Chelsea rozpocznie sezon Ligi Mistrzów w październiku i po zwycięstwie w WSL w zeszłym sezonie automatycznie zakwalifikowała się do fazy grupowej.
Bompastor powiedziała, że jej następca Hayes pozostawił Chelsea w „wspaniałym miejscu” i wierzy, że klub ma wszystkie narzędzia, aby pójść o krok dalej i zdobyć tytuł mistrza Europy.
„W zeszłym sezonie byli tak blisko finału Ligi Mistrzów” – dodała. „Postaram się wykorzystać moje doświadczenie i zwycięską mentalność, aby zrobić kolejny krok, ale nie ma na to presji.
Jeśli chcesz być szczery, kiedy przychodzisz do tego klubu, dostajesz wszystko, czego potrzebujesz, aby występować. Klub ma całą infrastrukturę, której potrzebujemy do występów, ma zawodników i sztab, który ma odpowiednią jakość.
Bompastor miała kontrakt z Lyonem do 2025 roku i stwierdziła, że opuszczenie klubu, w którym odnosiła tak wiele sukcesów zarówno jako zawodniczka, jak i menadżerka, była ważną decyzją.

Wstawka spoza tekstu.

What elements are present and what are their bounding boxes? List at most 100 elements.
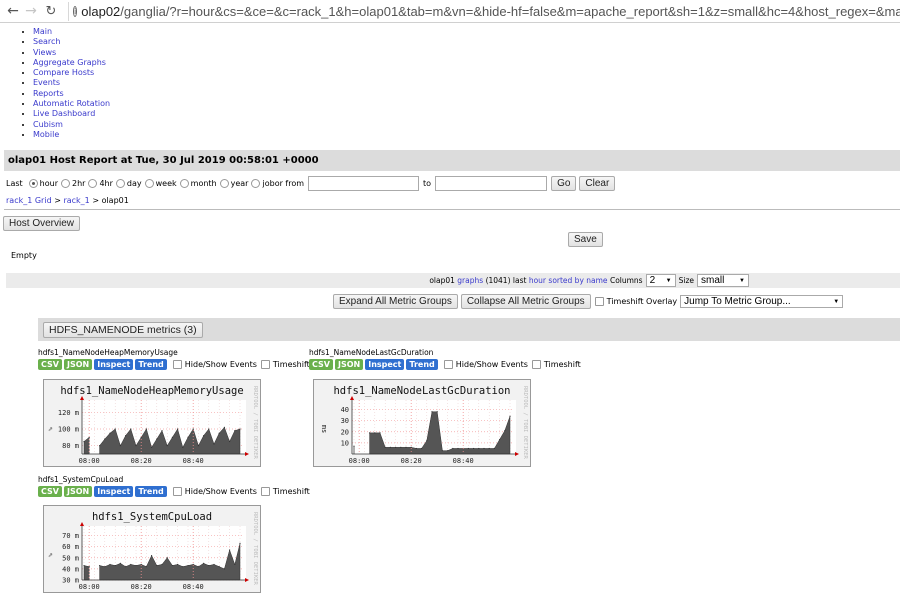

„Naprawdę uwielbiam wyzwania” – powiedziała. „To była część mojego życia, kiedy byłem zawodnikiem, a nawet kiedy jestem trenerem. Każdego dnia, co tydzień muszę stawiać czoła wyzwaniom.
„Dlatego uwielbiam wykonywać tę pracę. Przyjście do Chelsea to duży krok, ale jest to miejsce, w którym chciałem być, ponieważ czułem ambicje ze strony dyrektorów sportowych i całego klubu. Po prostu czułem, że to jest to miejsce gdzie chcę być.”